I then shifted the image to greyscale to give the image a more somber tone. I then shifted the inesnity of certain colours, making the blues and green more intense as to give the white effect to the grass in the image rather than the initial grey appearence of it in the image to make the image seem more surreal.
I then selecred the models by themselves and created a new layer. I then removed the greyscale on that layer so as to retain colour only in that area. The effect worked well as it highlighted the models further in the image and added to the idea of the surreal, with colour drained from the environment but the models retaining it.
Munch & Colours
Munch used colour in an offputting and clashing way that almost gave off a sickly tinge to the image, subconsciously aiding the reader to empaphise with the situation of the subject.I decided to experiment by editing the background to have wierd, unnatural colours, as munch did, howver with different types of colour and intensity.

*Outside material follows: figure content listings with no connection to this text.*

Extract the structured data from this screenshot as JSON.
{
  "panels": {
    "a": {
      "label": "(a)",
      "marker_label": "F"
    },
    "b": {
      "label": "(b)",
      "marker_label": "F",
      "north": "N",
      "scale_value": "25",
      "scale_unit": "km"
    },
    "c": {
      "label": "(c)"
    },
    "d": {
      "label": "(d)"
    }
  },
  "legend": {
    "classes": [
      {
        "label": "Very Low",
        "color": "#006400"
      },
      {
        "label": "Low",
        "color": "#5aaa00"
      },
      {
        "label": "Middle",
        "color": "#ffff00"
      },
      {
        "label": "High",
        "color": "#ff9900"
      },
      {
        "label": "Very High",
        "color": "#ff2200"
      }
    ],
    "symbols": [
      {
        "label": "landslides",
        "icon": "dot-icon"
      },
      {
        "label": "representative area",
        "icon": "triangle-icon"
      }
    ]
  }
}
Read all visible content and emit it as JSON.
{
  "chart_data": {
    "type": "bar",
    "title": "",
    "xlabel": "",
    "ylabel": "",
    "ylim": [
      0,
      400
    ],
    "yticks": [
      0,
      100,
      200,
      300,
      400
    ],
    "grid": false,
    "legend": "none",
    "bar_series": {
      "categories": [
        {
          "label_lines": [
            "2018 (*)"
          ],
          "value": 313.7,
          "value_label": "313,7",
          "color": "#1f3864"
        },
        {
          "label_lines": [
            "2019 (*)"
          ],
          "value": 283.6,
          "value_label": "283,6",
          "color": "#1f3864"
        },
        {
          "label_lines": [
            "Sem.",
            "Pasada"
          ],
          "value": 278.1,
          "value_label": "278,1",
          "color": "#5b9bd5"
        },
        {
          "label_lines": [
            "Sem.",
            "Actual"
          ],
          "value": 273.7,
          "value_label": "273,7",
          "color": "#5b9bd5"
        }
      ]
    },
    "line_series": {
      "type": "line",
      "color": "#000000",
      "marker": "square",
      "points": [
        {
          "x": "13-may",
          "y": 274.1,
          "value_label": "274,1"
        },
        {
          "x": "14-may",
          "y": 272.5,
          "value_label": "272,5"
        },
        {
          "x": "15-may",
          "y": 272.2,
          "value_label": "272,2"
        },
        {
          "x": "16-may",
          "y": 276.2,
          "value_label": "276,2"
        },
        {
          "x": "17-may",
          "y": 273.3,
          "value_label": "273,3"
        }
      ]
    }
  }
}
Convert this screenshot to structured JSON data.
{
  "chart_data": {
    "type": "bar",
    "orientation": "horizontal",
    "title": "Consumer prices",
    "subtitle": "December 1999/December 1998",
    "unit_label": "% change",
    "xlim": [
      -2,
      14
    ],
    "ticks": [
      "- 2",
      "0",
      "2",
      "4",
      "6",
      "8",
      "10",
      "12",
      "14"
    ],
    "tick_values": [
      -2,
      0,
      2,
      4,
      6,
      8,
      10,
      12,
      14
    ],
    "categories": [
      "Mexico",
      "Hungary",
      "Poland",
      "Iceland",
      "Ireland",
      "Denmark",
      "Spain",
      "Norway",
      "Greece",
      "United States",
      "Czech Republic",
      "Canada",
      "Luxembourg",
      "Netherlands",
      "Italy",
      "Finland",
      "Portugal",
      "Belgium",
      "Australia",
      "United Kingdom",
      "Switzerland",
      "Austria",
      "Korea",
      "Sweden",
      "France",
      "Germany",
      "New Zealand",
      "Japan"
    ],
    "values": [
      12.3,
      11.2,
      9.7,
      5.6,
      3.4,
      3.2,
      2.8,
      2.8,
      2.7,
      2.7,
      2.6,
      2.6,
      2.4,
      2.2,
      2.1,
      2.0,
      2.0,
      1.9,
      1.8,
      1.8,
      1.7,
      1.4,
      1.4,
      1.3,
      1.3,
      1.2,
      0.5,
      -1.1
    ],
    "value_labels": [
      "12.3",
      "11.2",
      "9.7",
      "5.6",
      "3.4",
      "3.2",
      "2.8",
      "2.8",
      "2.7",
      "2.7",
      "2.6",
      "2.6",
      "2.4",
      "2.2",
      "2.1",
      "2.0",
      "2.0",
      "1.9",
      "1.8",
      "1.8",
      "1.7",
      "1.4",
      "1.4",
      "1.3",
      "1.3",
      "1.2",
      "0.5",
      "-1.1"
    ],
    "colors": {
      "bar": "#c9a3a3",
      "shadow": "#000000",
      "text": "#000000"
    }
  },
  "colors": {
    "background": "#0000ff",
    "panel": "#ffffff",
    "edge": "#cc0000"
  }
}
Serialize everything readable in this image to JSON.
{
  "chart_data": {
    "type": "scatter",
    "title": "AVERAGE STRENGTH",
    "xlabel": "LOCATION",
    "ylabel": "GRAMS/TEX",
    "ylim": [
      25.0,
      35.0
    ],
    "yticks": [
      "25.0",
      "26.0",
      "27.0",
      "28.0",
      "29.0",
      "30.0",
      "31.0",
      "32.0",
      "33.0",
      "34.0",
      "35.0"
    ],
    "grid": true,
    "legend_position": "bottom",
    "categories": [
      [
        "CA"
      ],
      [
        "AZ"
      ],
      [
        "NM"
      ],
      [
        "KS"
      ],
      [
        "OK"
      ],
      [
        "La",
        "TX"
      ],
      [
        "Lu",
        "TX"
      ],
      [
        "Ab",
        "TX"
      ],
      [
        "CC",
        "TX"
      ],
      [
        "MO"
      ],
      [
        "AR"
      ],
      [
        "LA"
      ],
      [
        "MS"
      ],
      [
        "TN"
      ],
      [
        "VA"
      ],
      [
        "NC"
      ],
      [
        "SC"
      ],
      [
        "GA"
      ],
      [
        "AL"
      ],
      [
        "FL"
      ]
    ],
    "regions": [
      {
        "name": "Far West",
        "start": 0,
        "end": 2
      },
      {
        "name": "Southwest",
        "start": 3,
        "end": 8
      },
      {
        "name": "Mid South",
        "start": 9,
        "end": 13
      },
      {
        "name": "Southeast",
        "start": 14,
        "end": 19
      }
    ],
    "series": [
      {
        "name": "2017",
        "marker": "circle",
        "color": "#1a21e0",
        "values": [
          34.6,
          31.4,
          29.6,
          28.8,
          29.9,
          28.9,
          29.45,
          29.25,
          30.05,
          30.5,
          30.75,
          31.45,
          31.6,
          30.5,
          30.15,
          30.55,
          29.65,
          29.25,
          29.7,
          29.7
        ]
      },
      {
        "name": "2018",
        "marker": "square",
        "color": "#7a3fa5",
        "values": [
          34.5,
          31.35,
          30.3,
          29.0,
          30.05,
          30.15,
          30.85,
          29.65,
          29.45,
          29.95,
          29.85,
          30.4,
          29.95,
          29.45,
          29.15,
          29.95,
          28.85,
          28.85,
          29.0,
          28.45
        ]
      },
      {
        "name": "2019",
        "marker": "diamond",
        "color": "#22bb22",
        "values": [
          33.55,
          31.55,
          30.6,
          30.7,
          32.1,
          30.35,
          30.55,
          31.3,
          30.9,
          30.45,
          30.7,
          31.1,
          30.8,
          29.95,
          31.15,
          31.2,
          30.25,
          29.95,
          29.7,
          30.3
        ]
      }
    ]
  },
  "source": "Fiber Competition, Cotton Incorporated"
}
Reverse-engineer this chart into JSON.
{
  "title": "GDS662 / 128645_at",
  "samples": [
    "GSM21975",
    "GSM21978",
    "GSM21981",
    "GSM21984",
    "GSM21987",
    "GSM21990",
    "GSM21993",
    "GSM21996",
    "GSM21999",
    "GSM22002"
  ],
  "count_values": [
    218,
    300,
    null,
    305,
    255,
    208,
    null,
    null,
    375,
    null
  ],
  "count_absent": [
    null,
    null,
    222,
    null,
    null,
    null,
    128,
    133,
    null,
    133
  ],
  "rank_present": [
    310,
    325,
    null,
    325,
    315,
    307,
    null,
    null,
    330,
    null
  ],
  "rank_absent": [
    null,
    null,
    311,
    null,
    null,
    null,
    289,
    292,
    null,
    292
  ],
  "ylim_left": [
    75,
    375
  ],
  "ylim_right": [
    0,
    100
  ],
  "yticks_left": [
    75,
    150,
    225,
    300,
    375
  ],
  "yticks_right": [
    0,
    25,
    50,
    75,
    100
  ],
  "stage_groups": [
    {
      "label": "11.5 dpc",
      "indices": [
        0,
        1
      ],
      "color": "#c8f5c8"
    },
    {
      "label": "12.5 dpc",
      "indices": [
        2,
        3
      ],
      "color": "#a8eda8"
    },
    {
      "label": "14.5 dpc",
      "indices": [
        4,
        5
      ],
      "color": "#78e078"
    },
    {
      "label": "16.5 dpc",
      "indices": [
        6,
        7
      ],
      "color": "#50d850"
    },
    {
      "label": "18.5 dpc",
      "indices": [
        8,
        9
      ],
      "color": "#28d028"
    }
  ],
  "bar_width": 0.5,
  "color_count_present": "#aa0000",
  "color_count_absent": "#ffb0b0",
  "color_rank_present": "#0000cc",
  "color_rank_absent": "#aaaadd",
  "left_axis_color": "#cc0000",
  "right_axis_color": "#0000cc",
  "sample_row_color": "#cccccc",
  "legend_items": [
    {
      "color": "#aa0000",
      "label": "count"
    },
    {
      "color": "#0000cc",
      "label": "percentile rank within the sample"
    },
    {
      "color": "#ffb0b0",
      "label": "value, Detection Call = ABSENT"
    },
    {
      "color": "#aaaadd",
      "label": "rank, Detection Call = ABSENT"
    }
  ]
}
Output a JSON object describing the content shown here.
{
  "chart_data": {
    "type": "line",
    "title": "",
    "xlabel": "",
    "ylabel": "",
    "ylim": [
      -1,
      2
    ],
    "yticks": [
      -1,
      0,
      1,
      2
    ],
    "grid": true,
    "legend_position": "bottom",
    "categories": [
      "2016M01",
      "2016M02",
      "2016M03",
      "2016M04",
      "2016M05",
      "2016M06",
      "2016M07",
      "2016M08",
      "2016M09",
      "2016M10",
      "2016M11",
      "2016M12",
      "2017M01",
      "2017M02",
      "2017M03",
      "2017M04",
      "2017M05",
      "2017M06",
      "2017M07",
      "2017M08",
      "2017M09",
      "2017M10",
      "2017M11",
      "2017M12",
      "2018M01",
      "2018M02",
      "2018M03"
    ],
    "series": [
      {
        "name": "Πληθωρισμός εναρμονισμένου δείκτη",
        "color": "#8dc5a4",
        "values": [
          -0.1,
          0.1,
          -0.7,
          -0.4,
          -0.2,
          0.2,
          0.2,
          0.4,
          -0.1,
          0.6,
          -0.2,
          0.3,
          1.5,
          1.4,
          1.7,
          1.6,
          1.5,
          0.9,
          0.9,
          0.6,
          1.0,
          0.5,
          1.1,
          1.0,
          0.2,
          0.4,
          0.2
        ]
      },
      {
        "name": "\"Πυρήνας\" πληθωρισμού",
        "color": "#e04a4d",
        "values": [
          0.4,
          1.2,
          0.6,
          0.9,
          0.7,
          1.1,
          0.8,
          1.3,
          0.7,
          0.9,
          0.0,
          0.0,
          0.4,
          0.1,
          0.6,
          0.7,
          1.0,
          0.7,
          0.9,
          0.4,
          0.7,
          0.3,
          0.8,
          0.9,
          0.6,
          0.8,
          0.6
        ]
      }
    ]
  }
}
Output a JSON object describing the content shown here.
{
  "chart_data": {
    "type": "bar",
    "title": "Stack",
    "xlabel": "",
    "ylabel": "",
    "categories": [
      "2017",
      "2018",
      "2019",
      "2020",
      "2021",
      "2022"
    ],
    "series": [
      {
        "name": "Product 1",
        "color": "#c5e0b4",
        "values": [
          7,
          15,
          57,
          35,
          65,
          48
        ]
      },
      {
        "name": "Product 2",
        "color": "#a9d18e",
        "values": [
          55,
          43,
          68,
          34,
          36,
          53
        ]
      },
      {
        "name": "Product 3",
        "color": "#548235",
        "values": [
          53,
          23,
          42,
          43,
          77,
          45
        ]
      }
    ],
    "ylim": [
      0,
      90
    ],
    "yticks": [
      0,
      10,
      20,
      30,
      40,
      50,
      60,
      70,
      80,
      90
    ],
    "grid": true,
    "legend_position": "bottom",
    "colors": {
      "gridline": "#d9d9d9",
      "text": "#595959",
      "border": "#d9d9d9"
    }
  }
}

In this first image I zoomed in on the female model. I attempted to focus on the stuggle of one model to see if the effect varied when the image was substancially cropped. I then made the colours hazy and unnatural, to add to the idea that it warps the suffere's sense orf reality. I blurred the background to keep the focus on the model. I also added some substancial motion blur effects in Photoshop.
I used the quick select tool to make the background a seperate layer to the models, I then carried on the motion blur and made the background blue and bright purple to look very un-natural, and like the above image, drained the colour from the models. The colour stresses the disturbing nature of the illness and how it can bring the sufferer out of toutch with reality.
I dulled the background colours and gave them a brown tinge. This gave the background a sort of decayed look which add's to the unnatural aspect I am trying to portray. The fauna appears more wilted and the overall hue gives off this idea of decrepidness. This was intended to portray the feeling of being left behind or neglected because of mental illness, and fighting to escape.
Magritte
I decided to experiment with creating an effect similar to magritte's images where he textures a part of the image (like a person or dove) with the texture of the background or sky ect. This effect interested me as it is an apsect I have not explored before.
Magritte's work
These images demonstrate the technique that I intended to explore, with a wide range of subjects demonstrated.
I used double exposure to layer an image of the sky over the mask. I did this by highlighting the mask, then switching to the image of the sky (which maintained the shape I had selected) and cutting it, then layering the shape over the mask and lowing the opacity to maintain the creases of the mask.